As the market correction continues, many passive-income stocks will see their yields continue to climb above their historical ranges. Although there may not be much relief in sight, with the TSX Index that could fall into a bear market in the second half of 2022, I think the risk/reward scenario is far better today than it was just a month ago.
Although it seems riskier to be a buyer for stocks and REITs today, it’s actually less risky to buy shares of a firm that sports valuation metrics on the lower end of the historical range. In this piece, we’ll have a closer look at two dirt-cheap passive-income stocks that may be worth scooping up this July, even if the markets can do no better in H2 2022.
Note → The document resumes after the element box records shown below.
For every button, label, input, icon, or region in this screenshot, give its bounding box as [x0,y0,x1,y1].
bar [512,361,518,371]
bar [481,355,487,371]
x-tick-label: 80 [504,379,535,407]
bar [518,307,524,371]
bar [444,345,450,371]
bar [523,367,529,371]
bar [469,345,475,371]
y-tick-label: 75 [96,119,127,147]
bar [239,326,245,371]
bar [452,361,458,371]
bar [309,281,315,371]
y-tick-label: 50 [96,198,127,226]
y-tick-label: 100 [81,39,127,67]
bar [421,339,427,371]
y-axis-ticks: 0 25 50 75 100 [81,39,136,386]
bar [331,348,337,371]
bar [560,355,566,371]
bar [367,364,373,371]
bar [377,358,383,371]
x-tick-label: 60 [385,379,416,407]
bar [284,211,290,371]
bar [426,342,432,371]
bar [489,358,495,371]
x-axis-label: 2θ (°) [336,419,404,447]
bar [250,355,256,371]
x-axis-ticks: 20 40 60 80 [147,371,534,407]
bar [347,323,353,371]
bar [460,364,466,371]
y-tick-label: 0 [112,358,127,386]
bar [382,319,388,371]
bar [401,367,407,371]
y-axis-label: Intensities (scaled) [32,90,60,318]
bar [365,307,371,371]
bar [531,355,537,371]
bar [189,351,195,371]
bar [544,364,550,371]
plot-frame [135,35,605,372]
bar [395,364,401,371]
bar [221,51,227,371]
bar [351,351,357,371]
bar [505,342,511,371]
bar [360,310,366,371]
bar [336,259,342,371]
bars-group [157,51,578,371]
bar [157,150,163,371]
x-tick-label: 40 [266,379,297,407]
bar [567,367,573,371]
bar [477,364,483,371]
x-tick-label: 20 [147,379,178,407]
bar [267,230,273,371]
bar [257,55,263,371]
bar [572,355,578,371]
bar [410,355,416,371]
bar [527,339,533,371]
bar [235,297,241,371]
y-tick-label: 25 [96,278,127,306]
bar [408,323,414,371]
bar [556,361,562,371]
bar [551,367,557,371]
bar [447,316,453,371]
Though younger investors may wish to pursue fallen growth stocks, I think higher-yielding names are a better way to dampen the hit of high inflation. Without further ado, consider shares of TC Energy (TSX:TRP)(NYSE:TRP) and CN Rail (TSX:CNR)(NYSE:CNI).
TC Energy
TC Energy is a well-run pipeline firm that serves Canada, the U.S., and Mexico. Shares have come a long way since bottoming in 2020, but of late, the recent barrage of market volatility has caused shares to plunge into correction territory.
At writing, the shares of TC Energy trade at 20.1 times trailing earnings, with a well-supported 5.4% dividend yield. Undoubtedly, the past few weeks have been most unkind to the energy stocks. As a midstream player, TC Energy isn’t as sensitive to near-term fluctuations in energy prices. Given how volatile commodities can be, it’s the pipelines that passive-income investors should look to if they seek relative stability in this hailstorm of a market.
Indeed, not much has changed over the past few weeks when it comes to TC. It’s still a cash cow that will continue to reward shareholders with dividend hikes over time. Though TC doesn’t sport the highest dividend yield of all the pipeline plays, I think it’s hard to match TC in terms of dividend growth.
CN Rail
CN Rail is the iconic railway that we’re all familiar with. It’s a top component in many TSX mutual funds and ETFs. Though investors may have some exposure through such investments, I’d argue there’s a strong case for getting overweight the name, as shares continue to slump in anticipation of a drastic economic slowdown.
Sure, CN and the rails are pretty sensitive to the economy. With Canada’s GDP growth shrinking to a mere 0.3%, it seems like we’re going to flirt with a recession. Even in a worst-case scenario, CN Rail stock tends to bounce back quickly once the worst of the recession is in. And despite its economic sensitivity, CN Rail stock doesn’t fall nearly as much as broader markets because dip buyers know a recovery is inevitable, and CN tends to be one of the first firms to storm out of the gate.
With such a wide moat and new managers that could unlock long-term value, I’m staying bullish on the name while its dividend yield swells above 2% — the highest it’s been since the depths of the 2020 market crash.